Salman Butt, Mohammad Aamer and Mohammad Asif should not be allowed to resume their careers: Tanvir Ahmed
Salman Butt (left), Mohammad Asif (centre) and Mohammad Aamer © Getty Images

Tanvir Ahmed arrived on the international scene when he was pulled from relative obscurity to represent Pakistan in the Test series against South Africa in 2010. He surprised many by taking a remarkable six wickets in the first innings of his Test debut, including the prize scalps of the then South African captain Graeme Smith and Hashim Amla. He went on to play four Tests, two One-Day Internationals (ODIs) and one Twenty20 International (T20I) with limited success until he was sidelined in favour of newer talent.

In an exclusive interview with, 36-year-old Tanvir spoke about the recent announcement to hold the inaugural edition of the Pakistan Super League (PSL) in Doha and expressed his views on the reintegration of the spot-fixing trio into Pakistan cricket. (PP): How do you feel about the decision by the PCB to hold the Pakistan Super League (PSL) in Doha?

Tanvir Ahmed (TA): First of all I am very happy that this tournament is taking place as this is important for the players and fans alike. This is great news for our players as we will have some overseas players coming to play as well. The participation by overseas players will not only raise the quality of the games but will also help our local players in learning from some big names in international cricket and also give these players exposure to the limelight as well.

I suppose there are good reasons for having this in Doha as opposed to somewhere more familiar such as Dubai. I am not sure about the popularity of cricket or the number of people who will come to see such games in Doha although the bigger decision would have been to hold this tournament away from Pakistan.

PP: Do you feel that the tournament should have been held in Pakistan?

TA: There is no doubt in my mind that most desirable place for this tournament would have been Pakistan. We would have had high quality entertainment on our home soil where the public could see overseas and local players at our home grounds. At the moment these stadiums wear a deserted look as if no one watches cricket in Pakistan. The main thing is that when games from this tournament are televised and people around the world see how fun-loving and peaceful we are, that will completely change the perception that some people have of Pakistan as being a dangerous or inhospitable place. However, the decision has been taken to hold it in Doha and it needs our support.

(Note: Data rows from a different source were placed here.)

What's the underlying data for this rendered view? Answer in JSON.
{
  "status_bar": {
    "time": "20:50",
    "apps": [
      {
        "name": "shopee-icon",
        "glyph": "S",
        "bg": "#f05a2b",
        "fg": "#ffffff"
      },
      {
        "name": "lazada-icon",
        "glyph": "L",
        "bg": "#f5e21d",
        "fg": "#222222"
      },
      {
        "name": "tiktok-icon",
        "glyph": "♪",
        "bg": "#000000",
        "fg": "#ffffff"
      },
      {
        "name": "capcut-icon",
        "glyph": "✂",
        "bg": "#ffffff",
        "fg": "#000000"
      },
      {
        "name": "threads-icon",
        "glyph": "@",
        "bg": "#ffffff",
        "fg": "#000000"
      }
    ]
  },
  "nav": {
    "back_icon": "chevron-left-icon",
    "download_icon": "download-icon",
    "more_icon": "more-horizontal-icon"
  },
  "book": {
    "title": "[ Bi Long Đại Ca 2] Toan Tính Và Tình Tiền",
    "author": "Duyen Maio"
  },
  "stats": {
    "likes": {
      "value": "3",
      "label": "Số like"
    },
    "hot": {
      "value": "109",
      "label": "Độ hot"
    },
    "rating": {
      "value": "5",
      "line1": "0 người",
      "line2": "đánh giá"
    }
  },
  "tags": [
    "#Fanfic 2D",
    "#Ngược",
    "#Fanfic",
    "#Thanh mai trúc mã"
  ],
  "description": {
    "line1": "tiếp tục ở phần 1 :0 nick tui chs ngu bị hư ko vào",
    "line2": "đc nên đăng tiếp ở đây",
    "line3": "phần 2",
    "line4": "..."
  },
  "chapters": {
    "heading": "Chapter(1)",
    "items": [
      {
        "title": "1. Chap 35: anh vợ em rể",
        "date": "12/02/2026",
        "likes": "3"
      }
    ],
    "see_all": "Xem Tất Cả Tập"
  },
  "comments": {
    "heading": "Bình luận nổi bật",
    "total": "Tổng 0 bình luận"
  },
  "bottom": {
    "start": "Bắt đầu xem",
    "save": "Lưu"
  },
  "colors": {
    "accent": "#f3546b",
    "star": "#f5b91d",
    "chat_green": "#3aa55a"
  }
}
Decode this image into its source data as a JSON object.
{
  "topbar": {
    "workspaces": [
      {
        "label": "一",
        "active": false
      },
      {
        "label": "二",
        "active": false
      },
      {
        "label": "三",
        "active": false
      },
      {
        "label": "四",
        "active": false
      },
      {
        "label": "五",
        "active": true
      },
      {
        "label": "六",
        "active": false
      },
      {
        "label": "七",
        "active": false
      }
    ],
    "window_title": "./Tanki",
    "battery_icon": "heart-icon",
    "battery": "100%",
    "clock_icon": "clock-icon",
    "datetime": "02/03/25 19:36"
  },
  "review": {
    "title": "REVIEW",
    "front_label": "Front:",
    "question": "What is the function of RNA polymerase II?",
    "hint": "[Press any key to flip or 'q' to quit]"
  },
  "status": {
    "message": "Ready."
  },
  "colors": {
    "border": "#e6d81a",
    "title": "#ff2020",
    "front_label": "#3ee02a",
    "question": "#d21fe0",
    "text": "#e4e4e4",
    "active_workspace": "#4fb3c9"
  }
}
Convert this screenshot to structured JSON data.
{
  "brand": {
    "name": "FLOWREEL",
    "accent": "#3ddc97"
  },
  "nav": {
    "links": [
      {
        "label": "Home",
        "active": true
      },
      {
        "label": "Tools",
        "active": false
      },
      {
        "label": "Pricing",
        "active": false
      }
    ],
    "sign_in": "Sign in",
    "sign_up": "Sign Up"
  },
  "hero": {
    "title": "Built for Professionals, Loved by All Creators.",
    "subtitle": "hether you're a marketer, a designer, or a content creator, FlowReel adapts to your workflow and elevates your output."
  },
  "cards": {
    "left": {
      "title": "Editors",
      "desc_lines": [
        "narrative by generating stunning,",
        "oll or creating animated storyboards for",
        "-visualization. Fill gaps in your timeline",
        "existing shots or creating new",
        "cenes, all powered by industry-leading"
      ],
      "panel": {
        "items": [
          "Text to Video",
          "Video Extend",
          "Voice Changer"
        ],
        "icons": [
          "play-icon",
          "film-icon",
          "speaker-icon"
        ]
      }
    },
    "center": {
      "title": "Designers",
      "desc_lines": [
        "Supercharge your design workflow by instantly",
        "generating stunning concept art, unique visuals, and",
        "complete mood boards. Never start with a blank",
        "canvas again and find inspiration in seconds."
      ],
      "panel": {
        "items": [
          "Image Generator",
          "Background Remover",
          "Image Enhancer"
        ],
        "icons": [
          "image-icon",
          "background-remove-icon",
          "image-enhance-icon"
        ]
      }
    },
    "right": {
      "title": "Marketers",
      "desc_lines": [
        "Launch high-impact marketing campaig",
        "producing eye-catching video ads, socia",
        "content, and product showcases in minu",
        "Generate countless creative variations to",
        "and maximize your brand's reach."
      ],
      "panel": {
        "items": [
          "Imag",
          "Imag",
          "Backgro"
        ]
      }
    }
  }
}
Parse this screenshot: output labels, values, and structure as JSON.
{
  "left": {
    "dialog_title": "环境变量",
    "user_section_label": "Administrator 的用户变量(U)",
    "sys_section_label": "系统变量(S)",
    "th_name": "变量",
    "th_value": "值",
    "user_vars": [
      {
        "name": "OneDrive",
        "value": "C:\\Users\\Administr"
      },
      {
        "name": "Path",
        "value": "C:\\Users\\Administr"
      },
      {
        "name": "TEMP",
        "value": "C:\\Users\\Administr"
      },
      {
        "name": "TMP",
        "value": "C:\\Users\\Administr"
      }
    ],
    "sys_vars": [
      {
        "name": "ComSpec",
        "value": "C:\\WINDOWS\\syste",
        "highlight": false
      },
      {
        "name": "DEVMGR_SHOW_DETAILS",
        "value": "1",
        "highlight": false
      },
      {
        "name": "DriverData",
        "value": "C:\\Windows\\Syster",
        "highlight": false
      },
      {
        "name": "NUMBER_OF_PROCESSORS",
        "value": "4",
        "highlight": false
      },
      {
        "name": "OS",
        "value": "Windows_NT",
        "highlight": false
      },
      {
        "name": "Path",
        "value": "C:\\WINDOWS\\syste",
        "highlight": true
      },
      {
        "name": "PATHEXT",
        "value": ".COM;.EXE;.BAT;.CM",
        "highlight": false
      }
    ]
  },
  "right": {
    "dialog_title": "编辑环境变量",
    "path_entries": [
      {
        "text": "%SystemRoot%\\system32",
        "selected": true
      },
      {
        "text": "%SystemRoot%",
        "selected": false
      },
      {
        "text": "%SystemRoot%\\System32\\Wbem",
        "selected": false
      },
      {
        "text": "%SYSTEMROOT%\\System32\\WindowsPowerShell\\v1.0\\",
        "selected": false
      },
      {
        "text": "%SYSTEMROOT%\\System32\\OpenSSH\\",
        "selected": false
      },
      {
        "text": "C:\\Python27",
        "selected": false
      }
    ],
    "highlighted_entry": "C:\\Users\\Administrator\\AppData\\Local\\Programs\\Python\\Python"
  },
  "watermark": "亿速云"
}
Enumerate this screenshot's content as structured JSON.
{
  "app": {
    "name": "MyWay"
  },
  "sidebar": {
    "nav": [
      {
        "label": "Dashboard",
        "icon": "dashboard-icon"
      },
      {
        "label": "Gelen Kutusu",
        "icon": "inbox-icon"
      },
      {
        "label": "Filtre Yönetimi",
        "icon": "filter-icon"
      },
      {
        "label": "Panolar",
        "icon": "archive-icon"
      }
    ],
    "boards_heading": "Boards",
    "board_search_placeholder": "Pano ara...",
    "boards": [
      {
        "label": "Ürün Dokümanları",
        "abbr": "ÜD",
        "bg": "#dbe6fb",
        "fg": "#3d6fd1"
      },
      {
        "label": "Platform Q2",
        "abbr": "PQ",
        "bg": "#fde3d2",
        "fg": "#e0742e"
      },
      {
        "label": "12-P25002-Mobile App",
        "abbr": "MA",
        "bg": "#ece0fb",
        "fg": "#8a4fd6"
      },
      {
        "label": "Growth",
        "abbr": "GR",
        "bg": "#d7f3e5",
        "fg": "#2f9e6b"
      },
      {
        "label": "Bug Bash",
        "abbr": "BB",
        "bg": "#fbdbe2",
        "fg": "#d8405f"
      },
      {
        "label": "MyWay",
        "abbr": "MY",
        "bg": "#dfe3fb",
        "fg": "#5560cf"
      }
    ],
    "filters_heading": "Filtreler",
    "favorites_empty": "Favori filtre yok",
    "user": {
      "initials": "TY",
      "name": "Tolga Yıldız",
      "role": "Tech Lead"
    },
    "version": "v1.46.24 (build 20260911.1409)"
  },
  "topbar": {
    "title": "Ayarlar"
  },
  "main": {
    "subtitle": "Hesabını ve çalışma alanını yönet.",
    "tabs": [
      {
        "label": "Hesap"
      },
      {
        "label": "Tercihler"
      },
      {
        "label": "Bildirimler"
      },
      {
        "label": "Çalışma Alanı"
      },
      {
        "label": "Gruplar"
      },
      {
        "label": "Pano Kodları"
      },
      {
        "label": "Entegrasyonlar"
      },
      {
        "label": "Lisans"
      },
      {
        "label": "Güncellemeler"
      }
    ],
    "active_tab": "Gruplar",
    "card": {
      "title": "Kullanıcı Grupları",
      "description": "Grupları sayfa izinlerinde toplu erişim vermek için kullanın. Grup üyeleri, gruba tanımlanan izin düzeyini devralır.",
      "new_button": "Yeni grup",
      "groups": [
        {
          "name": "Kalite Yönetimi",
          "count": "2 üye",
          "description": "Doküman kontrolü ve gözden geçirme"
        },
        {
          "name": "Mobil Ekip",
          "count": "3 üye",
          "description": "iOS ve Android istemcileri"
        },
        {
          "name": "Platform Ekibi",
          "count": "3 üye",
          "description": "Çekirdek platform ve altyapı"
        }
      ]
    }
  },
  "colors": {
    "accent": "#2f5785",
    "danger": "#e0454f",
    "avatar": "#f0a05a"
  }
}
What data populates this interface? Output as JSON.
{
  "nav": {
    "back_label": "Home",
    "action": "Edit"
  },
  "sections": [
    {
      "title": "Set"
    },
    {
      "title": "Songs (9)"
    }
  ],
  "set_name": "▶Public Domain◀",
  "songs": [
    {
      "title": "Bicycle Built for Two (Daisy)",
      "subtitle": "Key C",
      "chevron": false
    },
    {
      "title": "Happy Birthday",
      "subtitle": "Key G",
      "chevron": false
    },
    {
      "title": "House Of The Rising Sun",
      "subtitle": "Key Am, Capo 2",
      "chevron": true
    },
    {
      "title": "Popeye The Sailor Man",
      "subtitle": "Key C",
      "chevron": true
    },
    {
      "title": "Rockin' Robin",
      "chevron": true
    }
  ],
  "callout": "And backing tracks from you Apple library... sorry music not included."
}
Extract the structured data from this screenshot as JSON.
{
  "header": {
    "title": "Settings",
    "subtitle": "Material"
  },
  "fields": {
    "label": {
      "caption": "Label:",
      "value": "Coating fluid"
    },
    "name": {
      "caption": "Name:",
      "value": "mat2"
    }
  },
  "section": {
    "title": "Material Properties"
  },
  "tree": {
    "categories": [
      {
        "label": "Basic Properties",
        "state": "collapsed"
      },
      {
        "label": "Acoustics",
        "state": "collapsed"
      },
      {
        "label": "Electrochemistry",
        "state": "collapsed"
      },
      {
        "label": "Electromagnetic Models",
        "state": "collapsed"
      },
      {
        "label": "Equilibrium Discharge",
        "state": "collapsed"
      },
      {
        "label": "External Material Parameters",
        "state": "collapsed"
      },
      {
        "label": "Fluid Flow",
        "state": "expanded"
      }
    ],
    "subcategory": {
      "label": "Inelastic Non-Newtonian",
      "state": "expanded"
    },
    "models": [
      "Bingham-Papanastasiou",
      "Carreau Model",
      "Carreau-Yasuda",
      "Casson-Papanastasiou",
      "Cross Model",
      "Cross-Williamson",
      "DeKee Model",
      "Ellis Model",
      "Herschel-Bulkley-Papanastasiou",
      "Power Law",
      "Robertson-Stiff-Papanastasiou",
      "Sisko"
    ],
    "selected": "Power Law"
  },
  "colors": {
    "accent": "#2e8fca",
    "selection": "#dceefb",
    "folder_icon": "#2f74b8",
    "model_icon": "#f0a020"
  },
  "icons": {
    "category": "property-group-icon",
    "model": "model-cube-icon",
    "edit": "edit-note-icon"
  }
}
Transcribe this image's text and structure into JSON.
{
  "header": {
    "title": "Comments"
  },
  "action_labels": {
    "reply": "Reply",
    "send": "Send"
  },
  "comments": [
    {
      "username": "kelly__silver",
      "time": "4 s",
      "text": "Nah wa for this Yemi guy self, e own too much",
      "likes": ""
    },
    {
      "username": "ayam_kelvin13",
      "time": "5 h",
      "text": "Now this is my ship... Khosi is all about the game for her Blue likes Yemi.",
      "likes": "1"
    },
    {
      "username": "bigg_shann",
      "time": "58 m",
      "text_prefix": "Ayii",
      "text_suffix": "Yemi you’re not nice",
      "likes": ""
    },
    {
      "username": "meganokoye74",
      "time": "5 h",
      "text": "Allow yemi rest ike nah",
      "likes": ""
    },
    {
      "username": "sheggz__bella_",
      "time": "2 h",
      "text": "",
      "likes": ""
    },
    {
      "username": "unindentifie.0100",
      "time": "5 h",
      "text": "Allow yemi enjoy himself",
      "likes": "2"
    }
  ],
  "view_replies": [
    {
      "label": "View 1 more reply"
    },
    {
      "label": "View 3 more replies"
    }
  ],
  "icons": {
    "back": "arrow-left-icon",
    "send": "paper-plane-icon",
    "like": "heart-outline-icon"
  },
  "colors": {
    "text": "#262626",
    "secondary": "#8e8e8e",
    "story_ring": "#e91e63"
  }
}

PP: Can the Pakistan Super League come close to matching the standards set by other international leagues such as the IPL?

TA: I don’t think the PSL, at least initially, will be able to match the quality of something like the IPL. The reason is simply that IPL has a huge financial backing where wealthy franchise owners have bought teams, which in turn results in highly lucrative returns for the players as well. Due to this point it has been able to attract the top players around the world, some of whom are considered legends in their own countries and consequently, the standard of play is of a high quality.

We obviously cannot reach that level immediately but we have to make a start somewhere. The current state of our game and facilities is such that it will take some time to reach the heights that the IPL enjoys but as I said, there has to be a beginning and that will happen when we kick-off the inaugural edition of the PSL in Doha in February of next year.

PP: With so much money involved and the popularity of the T20 format, do you feel that there is a real danger of ‘fixing’ around these games?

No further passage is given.